S Asian women vow to fight trafficking |
A three-day programme of the South Asian Court of Women on the Violence of Trafficking and HIV/AIDS began in the city yesterday.
On the first day of the programme, a roundtable discussion was held at the IDB Bhaban to understand and find ways to respond to the increasing violence and vulnerability associated with trafficking in women and children and to combat the deadly HIV/AIDS.
Later, participants, all in black, congregated in front of the parliament building to protest the trafficking of women and children.
The programme is being organised by Unnayan Bikolper Niti Nirdharani Gabeshona (UBINIG) and Narigrantha Prabartana as part of a worldwide initiative taken by Asian Women Human Rights Council (AWHRC) in partnership with the United Nations Development Programme (UNDP) and OXFAM South Asia.
The meeting was told that cross-border trafficking of women and children has been reported by the UNDP as the third largest and fastest growing sector of the global illegal trade involving an estimated seven billion dollars a year.
A part of the discussion titled 'Beyond Borders: Trafficking, Human Insecurity and National Security' dealt with the issues of women's security undermined by globalisation and re-conceptualising national security to include the poor.
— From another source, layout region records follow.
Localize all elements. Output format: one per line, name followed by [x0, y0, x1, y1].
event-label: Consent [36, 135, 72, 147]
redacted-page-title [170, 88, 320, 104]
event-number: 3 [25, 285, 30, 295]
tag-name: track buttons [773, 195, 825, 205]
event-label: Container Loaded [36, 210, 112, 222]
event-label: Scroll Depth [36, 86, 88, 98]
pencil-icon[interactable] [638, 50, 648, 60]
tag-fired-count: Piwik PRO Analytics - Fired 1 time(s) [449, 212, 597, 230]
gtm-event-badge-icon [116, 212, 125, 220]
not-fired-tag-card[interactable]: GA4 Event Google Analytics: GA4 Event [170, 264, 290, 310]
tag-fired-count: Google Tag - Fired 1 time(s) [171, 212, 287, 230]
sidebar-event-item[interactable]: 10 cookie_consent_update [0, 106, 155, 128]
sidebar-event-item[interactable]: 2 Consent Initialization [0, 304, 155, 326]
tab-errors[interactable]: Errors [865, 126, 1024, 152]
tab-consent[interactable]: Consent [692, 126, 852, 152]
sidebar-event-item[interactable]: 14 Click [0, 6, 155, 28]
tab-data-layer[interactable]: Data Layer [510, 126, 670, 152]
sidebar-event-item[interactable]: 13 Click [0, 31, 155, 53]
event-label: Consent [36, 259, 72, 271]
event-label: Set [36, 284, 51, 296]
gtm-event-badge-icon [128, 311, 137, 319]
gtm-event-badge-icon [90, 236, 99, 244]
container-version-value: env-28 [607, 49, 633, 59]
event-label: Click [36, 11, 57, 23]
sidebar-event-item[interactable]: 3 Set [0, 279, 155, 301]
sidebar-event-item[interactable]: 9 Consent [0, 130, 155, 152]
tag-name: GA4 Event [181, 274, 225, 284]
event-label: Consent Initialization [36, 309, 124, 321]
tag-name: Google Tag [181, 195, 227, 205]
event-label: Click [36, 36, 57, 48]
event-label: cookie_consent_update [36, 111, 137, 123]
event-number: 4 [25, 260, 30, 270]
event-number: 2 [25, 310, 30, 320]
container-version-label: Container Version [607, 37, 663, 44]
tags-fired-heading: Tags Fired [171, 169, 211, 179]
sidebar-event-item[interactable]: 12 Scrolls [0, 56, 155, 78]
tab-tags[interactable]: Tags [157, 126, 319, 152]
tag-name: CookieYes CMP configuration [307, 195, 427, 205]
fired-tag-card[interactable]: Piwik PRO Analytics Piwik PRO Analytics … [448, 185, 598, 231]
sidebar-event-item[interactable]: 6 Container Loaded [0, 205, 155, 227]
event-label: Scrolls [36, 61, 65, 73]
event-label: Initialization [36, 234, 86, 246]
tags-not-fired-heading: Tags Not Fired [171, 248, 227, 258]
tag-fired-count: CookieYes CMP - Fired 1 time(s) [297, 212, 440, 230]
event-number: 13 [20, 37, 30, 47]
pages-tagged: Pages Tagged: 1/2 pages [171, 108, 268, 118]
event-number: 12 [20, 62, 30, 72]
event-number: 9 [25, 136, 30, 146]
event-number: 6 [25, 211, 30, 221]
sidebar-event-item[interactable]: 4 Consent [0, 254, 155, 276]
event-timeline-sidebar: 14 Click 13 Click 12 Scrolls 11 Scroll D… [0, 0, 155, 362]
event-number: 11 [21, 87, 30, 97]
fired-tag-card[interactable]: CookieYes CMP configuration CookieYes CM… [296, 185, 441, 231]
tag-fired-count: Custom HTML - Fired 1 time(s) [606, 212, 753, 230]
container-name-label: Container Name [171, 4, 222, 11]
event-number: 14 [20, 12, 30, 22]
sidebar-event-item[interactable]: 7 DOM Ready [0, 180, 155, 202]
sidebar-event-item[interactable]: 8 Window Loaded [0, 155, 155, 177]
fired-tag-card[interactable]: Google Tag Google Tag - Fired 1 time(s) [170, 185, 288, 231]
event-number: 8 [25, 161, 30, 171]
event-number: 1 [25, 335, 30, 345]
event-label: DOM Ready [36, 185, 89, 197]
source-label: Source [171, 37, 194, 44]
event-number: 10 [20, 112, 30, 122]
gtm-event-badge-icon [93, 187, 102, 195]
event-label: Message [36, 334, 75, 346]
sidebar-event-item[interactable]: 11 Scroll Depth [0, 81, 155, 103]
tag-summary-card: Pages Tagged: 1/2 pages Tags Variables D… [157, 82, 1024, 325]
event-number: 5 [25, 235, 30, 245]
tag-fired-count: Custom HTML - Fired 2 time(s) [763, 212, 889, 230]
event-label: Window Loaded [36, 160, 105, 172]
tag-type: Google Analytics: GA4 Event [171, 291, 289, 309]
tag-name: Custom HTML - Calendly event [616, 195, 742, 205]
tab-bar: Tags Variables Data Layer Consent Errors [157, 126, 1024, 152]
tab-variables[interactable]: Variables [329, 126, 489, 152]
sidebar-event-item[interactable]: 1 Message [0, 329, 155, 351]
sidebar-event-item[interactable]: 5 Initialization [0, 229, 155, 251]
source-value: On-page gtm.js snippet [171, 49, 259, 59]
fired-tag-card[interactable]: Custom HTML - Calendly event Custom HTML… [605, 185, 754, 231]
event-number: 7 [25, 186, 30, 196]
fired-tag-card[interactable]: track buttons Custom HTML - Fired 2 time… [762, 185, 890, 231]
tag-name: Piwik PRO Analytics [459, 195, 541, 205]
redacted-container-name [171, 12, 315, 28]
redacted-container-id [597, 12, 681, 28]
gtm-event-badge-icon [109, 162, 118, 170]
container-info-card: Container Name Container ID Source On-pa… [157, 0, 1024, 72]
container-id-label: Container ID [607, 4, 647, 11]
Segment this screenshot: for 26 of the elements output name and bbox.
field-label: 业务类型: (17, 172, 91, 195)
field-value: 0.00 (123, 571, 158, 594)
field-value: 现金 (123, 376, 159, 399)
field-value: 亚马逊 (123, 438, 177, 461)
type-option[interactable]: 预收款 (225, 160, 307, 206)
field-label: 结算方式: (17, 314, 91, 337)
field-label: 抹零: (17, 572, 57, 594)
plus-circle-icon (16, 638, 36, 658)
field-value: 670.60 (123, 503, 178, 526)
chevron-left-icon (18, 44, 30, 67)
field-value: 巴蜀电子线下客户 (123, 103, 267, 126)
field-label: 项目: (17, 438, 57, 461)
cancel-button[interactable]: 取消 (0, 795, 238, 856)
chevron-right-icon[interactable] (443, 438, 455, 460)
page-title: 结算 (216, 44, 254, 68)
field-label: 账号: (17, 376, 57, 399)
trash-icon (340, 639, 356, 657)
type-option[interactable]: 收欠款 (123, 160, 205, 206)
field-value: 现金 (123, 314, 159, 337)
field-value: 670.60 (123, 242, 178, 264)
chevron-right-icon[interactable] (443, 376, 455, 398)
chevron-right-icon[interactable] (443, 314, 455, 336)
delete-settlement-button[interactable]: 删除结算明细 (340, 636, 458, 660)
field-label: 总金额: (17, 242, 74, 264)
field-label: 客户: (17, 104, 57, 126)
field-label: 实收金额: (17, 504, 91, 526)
In "Innovative Partnerships: Integrating Trafficking and HIV/AIDS", the participants called for de-criminalisation of sex-workers, refocusing on the rural sector and re-defined some of the existing contentious terms in the field.
In "Refocusing Issues: Media Representation of Trafficking and HIV/AIDS", participants stressed the need to put greater emphasis on the identity of traffickers, rapists and organised crime syndicates than on the victims.
Other topics included "Human Rights and Inhuman Wrongs: State Policies and Trafficking" and "A Burst of Light: Celebrating Survival and Resistance".
The discussions followed an inaugural address by Minister for Women and Children Affairs Khurshid Jahan Huq, where she identified poverty and illiteracy as contributing factors to women's falling victim to trafficking.
Farida Akhter from UBINIG and UNDP's Resident Representative Jorgen Lissner introduced the programme for the day. Winnie Mandela and Gayatri Chakravarti Spivak were among the participants numbering some 300.